Now synthetic programming is basically creating 'unusual' combinations of
those hex codes. For example, as given in the program above, the RCL
(recall a number for a user data ragister) instruciton takes up 2 bytes.
The first one is $90, the second one encodes the register number. The
HP41 allwos you to enter 4 differnce tpyes of RCL instruciton ;
RCL 00 ... RCL 99 (normal recalls) which are encoded as 90 00 to 90 63
(OK, I am deliberately missing out the 'short form recalls' to avoid
confusing everyone. If you don't understnad this comment, it doesn't matter)
RCL IND 00 ... RCL IND 99 (indirect recalls), encoded as 90 80 to 90 E3.
The high bit of the register number is set to indicate it's an indirect
address
RCL T, RCL Z , RCL Y, RCL X, RCL L (Stack recalls), encoded as 90 70 to
90 74.
RCL IND T ... RCL IND L (indirect stack recalls), encoded as 90 F0 to 90 F4
So far, so good. But of course there are several 'second bytes' not
covered by that. You can't enter such instructions directly from the
machine's keybboard, but what happens if, say, the instuction 90 65 is
exectued? The answere is that it does a RCL 101 (recalls register 101),
in other words the interpretter program doesn't do any range checking.

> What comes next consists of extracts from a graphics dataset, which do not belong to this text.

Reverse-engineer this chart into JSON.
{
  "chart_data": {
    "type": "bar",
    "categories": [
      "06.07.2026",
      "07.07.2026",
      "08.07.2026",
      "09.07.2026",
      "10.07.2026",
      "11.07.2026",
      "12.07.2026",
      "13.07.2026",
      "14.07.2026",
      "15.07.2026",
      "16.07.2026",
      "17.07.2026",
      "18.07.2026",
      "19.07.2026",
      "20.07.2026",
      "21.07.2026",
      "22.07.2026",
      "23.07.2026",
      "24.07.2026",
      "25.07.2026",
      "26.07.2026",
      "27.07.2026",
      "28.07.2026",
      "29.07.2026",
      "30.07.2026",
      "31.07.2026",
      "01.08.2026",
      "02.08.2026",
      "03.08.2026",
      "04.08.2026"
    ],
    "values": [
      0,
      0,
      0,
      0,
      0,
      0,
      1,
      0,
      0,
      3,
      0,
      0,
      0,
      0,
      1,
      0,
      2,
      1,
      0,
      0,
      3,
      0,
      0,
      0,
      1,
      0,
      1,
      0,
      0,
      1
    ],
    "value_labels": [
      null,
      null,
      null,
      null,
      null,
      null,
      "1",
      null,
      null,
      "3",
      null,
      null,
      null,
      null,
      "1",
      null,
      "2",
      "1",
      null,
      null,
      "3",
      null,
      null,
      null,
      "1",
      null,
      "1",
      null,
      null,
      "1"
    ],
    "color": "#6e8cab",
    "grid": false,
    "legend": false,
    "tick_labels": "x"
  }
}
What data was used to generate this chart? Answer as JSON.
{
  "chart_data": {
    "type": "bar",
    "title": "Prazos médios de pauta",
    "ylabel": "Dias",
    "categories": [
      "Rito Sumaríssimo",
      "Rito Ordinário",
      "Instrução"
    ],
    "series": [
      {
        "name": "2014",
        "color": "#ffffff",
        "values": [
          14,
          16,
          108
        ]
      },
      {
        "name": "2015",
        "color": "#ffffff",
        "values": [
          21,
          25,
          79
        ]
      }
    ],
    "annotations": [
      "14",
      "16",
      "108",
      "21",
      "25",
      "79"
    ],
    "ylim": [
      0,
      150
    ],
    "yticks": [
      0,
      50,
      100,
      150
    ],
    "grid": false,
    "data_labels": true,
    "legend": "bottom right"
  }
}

This is nice (normally the only way to access register 101 is to use an
indirect addresss, but it's not essential.
More interesting, though are 90 75 to 90 7F (and their indirect
equivalents). The thing is that the 5 stack registers, whuch can be
accessed using the second bytes 70-74 are actually the first 5 registers
of a 16 register area (on the very first HP41Cs it was a sepeate RAM
chip) called the 'status registers'. Other registers in that area incude
the user text (Alpha) register (4 actuall registers long), the
user/system flag regsister, user prgoram subroutine stack, and so on.
Now, amaxingly, 90 75 to 90 7F recall those registers (and, since 91 is a
the code for a STO (Store) instruction, 91 75 to 91 7F let you store
things in said registers. So you can change normally protected flags,
fiddle around with the Alpha register, and so on -- things you cna't do
any docuemtned way.
The only problem is entriing those extra instructions. You can't type
them on a normal HP41 keyboard. Synthetic programming is basically the
techniques for entering them. One trick is to make up the seqeucne of
bytes you want using 2 other instructions, like this :
RCL IND 17 90 91
RDN 75
Both those lines can be entered normally. And then, by exploiting a bug
in the HP41's ROMs, 'grab' the first byte of the first instrucion,
whereupon it ebcomes part of a text string in the program. You are then
left with the seqeunct 91 75 in program memory. Delete said text string,
and you have the instruction you want.
So yesy, you can do this on an unmodified HP41 (any model. but it doens't
work on the HP41 emulator for the HP71, or on the HP42S). But it's not
true machine code.
-tony